Febrile convulsions in children is the complication of high fever, some parents naturally believe that early temperature control will prevent febrile convulsions from occurring.
Can antipyretic prevent febrile convulsions?
The above conclusion based on logical assumptions need to be scientifically verified.However, the result is that neither acetaminophen [1] nor ibuprofen [2] can reduce the risk of recurrent febrile convulsions.
As the authoritative medical institution-the National Institute of Neurological Disorders and Stroke [3]clearly said that most parents take antipyretic drugs such as acetaminophen or ibuprofen for children with fever to make them more comfortable while available research suggests that taking antipyretics does not reduce children's risk of having further febrile convulsions.
The main physiological mechanism by which antipyretics do not prevent febrile convulsions is that in the early stages of fever when the seizure occurs, antipyretics promote heat dissipation but do not prevent a rise in body temperature or lower the temperature threshold that causes a seizure.
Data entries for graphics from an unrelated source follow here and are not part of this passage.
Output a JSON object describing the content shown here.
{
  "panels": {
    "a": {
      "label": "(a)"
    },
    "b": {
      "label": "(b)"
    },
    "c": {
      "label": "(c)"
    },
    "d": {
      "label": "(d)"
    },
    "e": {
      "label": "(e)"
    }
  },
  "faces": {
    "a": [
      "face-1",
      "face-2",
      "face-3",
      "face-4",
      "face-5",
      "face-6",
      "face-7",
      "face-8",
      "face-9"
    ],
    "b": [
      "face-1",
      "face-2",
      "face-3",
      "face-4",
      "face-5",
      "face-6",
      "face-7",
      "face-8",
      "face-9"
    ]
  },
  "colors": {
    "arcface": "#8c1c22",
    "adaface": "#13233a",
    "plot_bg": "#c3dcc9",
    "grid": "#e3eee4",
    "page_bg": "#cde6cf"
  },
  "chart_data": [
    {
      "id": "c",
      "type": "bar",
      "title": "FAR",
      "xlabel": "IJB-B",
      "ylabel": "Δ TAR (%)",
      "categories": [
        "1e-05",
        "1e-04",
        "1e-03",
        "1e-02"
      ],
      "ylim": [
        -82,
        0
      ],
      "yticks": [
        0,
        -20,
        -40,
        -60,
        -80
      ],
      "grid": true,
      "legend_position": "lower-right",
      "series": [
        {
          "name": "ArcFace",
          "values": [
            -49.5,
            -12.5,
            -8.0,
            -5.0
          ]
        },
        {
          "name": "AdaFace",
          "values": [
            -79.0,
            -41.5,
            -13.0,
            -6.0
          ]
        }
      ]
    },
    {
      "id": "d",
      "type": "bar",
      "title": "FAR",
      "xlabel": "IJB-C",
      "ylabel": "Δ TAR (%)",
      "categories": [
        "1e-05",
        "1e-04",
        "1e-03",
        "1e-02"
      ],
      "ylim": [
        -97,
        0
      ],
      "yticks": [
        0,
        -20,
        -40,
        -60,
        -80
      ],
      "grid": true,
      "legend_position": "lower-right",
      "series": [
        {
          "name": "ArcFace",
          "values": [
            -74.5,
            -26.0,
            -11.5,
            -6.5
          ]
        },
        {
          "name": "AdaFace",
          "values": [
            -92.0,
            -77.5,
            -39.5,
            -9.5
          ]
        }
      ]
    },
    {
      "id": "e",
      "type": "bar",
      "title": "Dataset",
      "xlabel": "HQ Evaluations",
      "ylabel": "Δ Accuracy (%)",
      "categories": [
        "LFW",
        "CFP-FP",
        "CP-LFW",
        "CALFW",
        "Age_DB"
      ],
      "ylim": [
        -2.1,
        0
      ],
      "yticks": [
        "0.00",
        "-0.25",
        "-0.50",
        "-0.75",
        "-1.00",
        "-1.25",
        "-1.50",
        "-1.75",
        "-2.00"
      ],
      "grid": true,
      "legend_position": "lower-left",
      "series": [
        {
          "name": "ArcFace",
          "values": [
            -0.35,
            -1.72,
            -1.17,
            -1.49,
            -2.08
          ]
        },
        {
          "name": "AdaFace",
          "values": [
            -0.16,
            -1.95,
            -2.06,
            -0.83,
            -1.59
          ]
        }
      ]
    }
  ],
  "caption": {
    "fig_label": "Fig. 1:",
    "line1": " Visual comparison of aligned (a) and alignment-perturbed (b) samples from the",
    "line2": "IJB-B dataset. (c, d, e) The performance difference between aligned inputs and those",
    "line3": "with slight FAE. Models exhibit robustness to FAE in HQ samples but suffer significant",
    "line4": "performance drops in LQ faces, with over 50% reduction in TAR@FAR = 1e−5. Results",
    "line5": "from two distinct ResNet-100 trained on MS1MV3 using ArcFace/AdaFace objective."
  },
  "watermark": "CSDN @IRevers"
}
In fact, the occurrence of febrile convulsions is mainly controlled by gene. The purpose of timely application of antipyretics is to improve the children's comfort, not to prevent febrile convulsions.
So what can be done to prevent febrile convulsions?
The risk of febrile convulsions can be reduced with anticonvulsant drugs, but these drugs have significant side effects on the child. The vast majority of febrile convulsions are benign and do little harm to children themselves. It is not worth the risk of applying anticonvulsant medications.
For febrile convulsions lasting longer than 5 minutes, the treatment recommendation of uptodate is that:
- 1.For most cases, intravenous administration of benzodiazepines (diazepam 0.1-0.2 mg/kg or lorazepam 0.05-0.1 mg/kg) is effective in terminating the seizure.
- 2.If seizures persist, an additional dose may need to be given.
- 3.If intravenous access is not available, midazolam given via the buccal mucosa is an effective alternative.
And as for chloral hydrate enemas, the guidelines for febrile convulsions in other countries do not recommend it. As early as 1997, a study in Japan compared the effectiveness of chloral hydrate and diazepam enemas found that diazepam enemas were more effective than chloral hydrate in preventing recurrent febrile convulsions [4].